France : le principal syndicat de surveillants dénonce des pressions de l’administration pénitentiaire

Suivi de : Comité Anti-Torture du Conseil de l’Europe : rapport sur la visite effectuée à l’aéroport Roissy-Charles de Gaulle


Selon l’UFAP, la direction de l’administration pénitentiaire a exercé des pressions sur les délégués syndicaux pour qu’ils ne s’expriment pas dans les médias sur la surpopulation carcérale.

Le rapport sur les prisons françaises, rendu public le 27 janvier par le Comité européen de prévention contre la torture (CPT), qui concluait que les conditions de détention en France s’apparentent parfois à "un traitement inhumain et dégradant", n’a pas été apprécié au ministère de la justice.

L’administration pénitentiaire (AP) est-elle allée jusqu’à essayer de museler les délégués syndicaux de ses personnels pour les empêcher de commenter ce rapport accablant ?


C’est en tout cas ce qu’affirme l’Union fédérale autonome pénitentiaire (UFAP), principal syndicat de surveillants de prison, qui a dénoncé, vendredi 6 février, des pressions qu’aurait exercées l’AP afin que les délégués syndicaux ne s’expriment pas dans les médias sur la surpopulation carcérale.
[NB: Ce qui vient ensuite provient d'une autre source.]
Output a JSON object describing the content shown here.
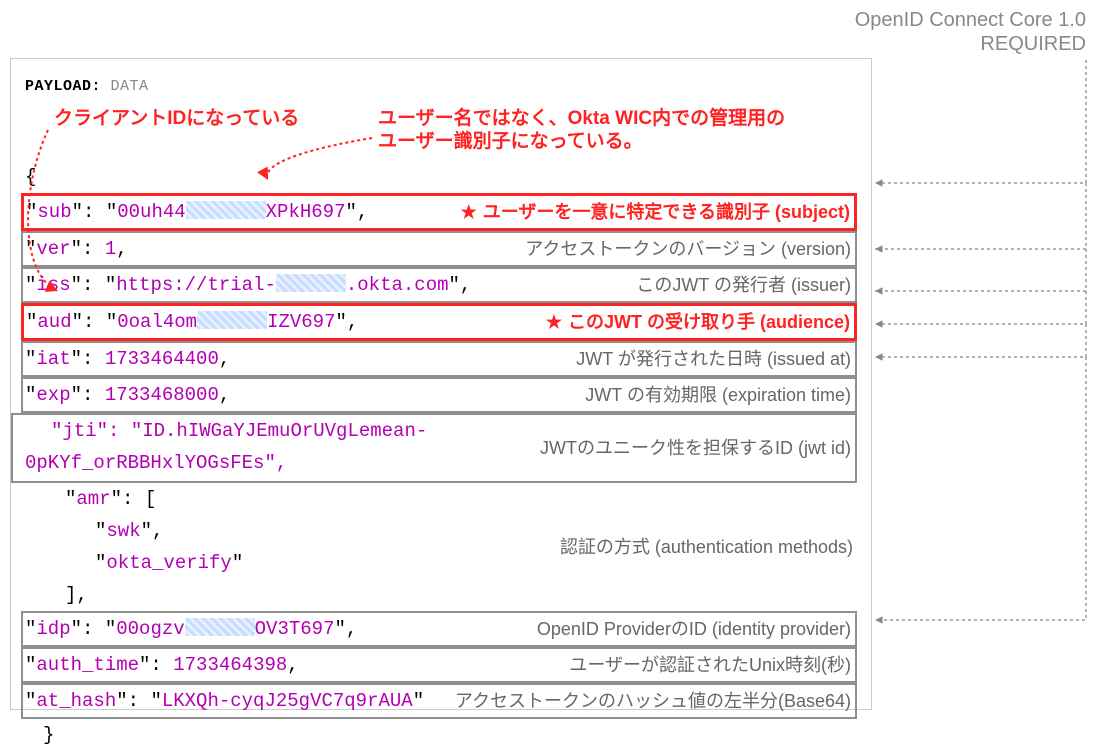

L’UFAP a publié partiellement un "message électronique (de) la direction de l’AP" qui "demande à ce qu’aucun reportage télé, radio ou écrit ne soit réalisé" sur le thème du rapport du Comité européen de prévention de la torture.

L’AP a démenti qu’un tel mail ait pu être émis par elle, affirmant qu’il "ne correspond pas aux instructions qu’on donne". La "pénitentiaire" a affirmé que, compte tenu du nombre de demandes de reportage qui ont été faites, aucune autorisation n’a été accordée dans les jours qui ont suivi ce rapport.

Le syndicat a cependant demandé à toutes ses structures syndicales régionales et locales de "dénoncer (...) les situations catastrophiques vécues par les fonctionnaires de sécurité pénitentiaire".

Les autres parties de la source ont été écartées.